Given a starting point (origLat, origLon), ending point (destLat, destlon), and a % of trip completed. How do I calculate the current position (curLat, curLon)?
A:
In this case, it should be really simple:
curLat = origLat + percentageOfTripCompleted*(destLat-origLat);
curLon = origLon + percentageOfTripCompleted*(destLon-origLon);
*The fact that the earth is a sphere really has no bearing on this problem.

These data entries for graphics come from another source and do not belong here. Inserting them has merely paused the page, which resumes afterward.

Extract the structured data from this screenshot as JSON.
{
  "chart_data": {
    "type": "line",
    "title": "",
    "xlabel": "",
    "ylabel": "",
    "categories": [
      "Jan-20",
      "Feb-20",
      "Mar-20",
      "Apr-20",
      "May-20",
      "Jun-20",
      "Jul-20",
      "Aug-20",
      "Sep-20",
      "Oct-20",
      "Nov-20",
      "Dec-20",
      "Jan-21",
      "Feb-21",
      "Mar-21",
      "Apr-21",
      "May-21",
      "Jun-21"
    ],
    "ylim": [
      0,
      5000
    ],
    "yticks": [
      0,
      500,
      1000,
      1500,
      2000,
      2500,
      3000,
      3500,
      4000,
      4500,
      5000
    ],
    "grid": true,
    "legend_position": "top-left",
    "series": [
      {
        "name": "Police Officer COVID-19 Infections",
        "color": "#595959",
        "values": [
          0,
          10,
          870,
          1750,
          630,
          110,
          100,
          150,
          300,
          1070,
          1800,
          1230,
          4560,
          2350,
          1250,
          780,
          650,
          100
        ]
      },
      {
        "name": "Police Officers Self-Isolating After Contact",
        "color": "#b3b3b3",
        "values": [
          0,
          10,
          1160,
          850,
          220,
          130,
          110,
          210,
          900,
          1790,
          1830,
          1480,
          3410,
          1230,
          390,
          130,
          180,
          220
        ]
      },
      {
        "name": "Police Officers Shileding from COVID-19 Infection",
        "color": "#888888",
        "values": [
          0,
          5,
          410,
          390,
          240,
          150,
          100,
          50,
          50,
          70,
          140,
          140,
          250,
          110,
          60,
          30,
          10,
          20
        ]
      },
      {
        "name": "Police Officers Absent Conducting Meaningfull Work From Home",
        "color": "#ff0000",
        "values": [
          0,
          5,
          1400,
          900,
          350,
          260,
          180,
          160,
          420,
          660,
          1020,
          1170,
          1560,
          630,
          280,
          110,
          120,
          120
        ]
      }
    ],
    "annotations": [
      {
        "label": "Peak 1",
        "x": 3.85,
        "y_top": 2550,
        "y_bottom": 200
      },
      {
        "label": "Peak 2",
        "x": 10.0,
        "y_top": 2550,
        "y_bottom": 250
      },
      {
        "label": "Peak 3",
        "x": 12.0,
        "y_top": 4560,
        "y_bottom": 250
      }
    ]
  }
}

That is not a great circle path.
Lawnmower
2010-10-19 14:40:43
That is incorrect. Look at the link in @hfs's answer. Remember, great circle paths are *not* straight lines.
Jonathan
2010-10-19 14:43:58
thinking about this one a little more, that is definitely true. my bad.
2010-10-19 15:34:55
Technically speaking, if the distance is very short, this may be a valid approximation.
ysap
2010-10-19 17:22:16
@ysap Unless you're close to the central meridian, in which case this route might take you for a longer stroll :-)
Lawnmower
2010-10-20 09:54:47
+6
A:
Aviation Formulary is a great resource which covers this question and more.
hfs
2010-10-19 14:40:24
Just keep in mind that those formulas assume a spherical model. Formulas exist for ellipsoids (WGS84 and such) but they will be far more complicated. It all depends on your presicion requirements.
Lawnmower
2010-10-20 09:59:16
Works well. Though as Lawnmower says it is an estimate based on sphere. If anyone can provide a link to the same algorithm for a WGS84 model I would really appreciate it.
Anthony
2010-10-20 17:24:34
There are no longer simple formulas when moving to ellipsoids, but you have to use iterative approximations. Start at http://geographiclib.sourceforge.net/html/geodesic.html and see the references linked there. Maybe you can use the library directly or look at the code.
hfs
2010-10-20 20:04:09